Moving is hard, but with this move, I wanted to make the transition as seamless as possible. We've been in Austin for two months now, and we're settling in better than I had imagined... I'm not sure if your family moves a lot.. for us, we've lived in 5 states in 14 years and had 10 houses....but I thought I'd share some tips today of how we've made this move easier for the girls and how we work quickly to settle in to a new town.
When DJ applied for the job at Texas, we actually weren't looking to move. We were settled and happy and loved where we were. But, when we first got married, we promised each other that if God opened a door, we would go. Over the years, doors were closed so many times, but this door opened wide for us, and we knew we were meant to move, even if it meant a lot of changes.
One thing we do, is that we don't actually tell the girls we're moving until we know for sure that it's happening. DJ and I knew about the possibility for a few weeks, and as soon as it was confirmed, we told the girls. Immediately.
They were sad and afraid of the changes but we talked to them about what an adventure it would be and the area that we were moving to. We were very honest with their feelings and let them know that it was okay to be sad, but we always reminded them about how much fun this could be!
We explored.
As soon as we could head to Austin, with the girls, we did, and we showed them all of the amazing things that were nearby. We went on adventures, we found new restaurants, we tried to do as many fun things as we possibly could.
DJ moved several months before we did, so it was important that we were able to visit. We also texted and face timed a ton while he was away.
Football is obviously a big part of our life, and we've raised the girls with them knowing that football is important and that we'll always love and support whichever team their dad works for. We get them involved with the university as fast as possible. We explore, show them around, get them to team activities, practices- any opportunity we have to BE at football, we're there.
I let them pick things out for their spaces. Gretchen has her own bathroom, so she had a ton of input in picking out what she wanted. This made her super excited to move, because she knew she would get a space all her own.
We said good-bye. We got together with as many friends as we could to say good bye. We took pictures (which are now printed and in their new bedrooms), and made promises to see each other again.
We're sitting in the stands! Actually, the little girls are in babysitting, but I have Gretchen with me, and she's learning and soaking in all the traditions of Texas football. She's also loving the special 1:1 time, but she's excited about the sport, watching the game, and cheering along with the other fans.
We also go down to the field before and after the games. Which, really, we don't have to. It's never something we've done before, and we don't get to see DJ very long before the game, and we don't see him afterwards until we go to his office, but this is all about getting the girls to feel like they're a part of something bigger.
We let friends come over, and we're trying to meet as many neighbors as possible. When Gretchen was invited to a Halloween party, she went.... Megan has a birthday party invitation, and she'll go.

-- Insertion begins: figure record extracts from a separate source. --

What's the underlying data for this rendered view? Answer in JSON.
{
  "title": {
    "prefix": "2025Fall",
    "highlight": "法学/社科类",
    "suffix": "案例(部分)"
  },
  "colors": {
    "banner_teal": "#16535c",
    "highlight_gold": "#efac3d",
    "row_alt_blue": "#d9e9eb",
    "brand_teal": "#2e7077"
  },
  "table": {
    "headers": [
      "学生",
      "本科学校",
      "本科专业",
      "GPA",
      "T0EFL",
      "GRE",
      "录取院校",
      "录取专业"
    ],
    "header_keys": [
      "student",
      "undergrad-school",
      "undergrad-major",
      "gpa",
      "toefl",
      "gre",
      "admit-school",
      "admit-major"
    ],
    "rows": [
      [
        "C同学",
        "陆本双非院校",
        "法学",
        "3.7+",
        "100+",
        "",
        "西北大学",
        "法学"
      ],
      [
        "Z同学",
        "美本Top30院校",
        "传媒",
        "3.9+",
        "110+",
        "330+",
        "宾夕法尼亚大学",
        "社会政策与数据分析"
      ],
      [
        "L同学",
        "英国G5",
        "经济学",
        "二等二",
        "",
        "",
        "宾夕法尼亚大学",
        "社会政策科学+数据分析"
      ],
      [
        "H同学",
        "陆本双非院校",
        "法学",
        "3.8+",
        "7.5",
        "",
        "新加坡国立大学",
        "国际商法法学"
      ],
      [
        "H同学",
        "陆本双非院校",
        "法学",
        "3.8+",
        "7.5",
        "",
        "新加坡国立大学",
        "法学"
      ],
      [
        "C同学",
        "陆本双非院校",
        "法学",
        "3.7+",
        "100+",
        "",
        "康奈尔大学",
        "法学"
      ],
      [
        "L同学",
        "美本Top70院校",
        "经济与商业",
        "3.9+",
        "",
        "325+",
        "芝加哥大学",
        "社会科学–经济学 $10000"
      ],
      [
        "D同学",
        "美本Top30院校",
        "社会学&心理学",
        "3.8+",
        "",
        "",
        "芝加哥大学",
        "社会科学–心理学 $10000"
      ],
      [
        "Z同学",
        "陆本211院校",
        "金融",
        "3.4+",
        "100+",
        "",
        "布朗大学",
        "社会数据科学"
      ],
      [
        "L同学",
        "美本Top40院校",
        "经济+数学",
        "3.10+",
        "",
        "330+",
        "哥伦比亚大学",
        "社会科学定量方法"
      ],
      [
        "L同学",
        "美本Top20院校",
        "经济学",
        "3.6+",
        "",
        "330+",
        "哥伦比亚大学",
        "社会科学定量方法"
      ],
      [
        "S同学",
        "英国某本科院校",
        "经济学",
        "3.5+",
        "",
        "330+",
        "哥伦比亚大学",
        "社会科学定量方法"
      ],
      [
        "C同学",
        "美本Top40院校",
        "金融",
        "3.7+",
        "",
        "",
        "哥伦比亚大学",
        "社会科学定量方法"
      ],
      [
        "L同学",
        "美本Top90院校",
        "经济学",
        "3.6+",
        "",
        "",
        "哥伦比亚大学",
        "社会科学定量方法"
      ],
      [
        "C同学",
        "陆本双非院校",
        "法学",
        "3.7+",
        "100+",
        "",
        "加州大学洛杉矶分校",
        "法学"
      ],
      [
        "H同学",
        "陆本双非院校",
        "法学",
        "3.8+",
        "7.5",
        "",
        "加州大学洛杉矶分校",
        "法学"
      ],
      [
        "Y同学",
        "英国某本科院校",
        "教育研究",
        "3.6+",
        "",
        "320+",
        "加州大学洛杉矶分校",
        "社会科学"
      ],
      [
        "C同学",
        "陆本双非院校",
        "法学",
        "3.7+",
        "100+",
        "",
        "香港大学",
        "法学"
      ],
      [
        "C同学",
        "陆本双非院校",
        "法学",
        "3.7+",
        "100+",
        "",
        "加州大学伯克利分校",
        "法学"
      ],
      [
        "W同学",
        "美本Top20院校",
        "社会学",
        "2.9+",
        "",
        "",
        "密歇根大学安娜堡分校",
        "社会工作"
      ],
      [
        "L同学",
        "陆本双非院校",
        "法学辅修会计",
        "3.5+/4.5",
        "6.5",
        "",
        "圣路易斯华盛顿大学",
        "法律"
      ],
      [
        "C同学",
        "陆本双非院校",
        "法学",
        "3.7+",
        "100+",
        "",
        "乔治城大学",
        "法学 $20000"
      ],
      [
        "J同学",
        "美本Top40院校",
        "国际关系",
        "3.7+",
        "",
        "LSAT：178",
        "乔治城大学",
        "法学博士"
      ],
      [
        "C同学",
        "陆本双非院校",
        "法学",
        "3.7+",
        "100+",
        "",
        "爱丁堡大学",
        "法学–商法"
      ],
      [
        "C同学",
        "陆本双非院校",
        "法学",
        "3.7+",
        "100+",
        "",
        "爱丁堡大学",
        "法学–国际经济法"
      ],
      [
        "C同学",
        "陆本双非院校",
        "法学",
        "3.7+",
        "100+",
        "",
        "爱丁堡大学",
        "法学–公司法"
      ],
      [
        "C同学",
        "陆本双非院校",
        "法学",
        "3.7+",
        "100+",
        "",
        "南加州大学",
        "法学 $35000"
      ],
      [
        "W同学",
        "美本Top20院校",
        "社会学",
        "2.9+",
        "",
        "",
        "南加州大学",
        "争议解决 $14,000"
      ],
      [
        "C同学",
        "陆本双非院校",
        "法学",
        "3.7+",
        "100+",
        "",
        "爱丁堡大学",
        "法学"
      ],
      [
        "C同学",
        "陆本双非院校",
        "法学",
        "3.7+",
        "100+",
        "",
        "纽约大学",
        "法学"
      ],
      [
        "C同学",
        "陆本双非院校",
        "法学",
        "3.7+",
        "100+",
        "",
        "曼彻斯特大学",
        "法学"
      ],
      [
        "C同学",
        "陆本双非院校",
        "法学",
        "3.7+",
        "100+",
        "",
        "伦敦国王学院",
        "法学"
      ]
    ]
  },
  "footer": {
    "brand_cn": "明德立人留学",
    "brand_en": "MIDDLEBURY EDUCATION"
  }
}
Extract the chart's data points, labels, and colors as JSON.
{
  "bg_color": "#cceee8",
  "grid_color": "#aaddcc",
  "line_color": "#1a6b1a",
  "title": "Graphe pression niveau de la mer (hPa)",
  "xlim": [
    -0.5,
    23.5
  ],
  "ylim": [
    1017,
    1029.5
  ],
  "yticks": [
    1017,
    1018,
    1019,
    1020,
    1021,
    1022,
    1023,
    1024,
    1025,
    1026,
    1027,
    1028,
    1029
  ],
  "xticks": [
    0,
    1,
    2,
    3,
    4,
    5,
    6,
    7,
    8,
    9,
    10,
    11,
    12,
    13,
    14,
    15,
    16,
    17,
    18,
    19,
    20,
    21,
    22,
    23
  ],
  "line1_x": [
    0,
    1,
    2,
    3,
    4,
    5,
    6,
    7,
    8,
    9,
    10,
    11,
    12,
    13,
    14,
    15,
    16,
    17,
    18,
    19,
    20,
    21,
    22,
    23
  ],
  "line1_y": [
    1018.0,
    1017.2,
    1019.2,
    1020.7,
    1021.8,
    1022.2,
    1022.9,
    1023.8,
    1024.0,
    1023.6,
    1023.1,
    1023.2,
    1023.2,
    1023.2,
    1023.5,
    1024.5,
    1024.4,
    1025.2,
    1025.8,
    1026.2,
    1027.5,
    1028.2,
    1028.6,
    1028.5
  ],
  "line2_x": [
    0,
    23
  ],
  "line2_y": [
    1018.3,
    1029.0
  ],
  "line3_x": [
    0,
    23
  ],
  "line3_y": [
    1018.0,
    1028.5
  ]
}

We're in a season of saying "yes" because this gives us an opportunity to meet new people and form our community. Even if I don't really want to, because I'm such an introvert, we say "yes".
We're letting the girls say "yes" to things too. Gretchen wanted to audition for her morning announcements crew at school, and we let her. She wants to do a competition thing in January, so we filled out the form so she could do it. We had to put off gymnastics, but we're working on getting the girls back in to their normal activities ASAP.
We prayed big time about the transition and that it would be easy for the girls. They made friends quickly, which was an answered prayer.
A few other things we did:
youtube videos about the university and town
made a list of things to do in Oklahoma before we moved
showed them the house we were buying as soon as we could
visited Austin several times
talked a ton about how exciting the change could be
allowed them time to be sad and validated their feelings
got them involved in the process
How do your kids handle change? Has your family made a big move? How have you made it easier?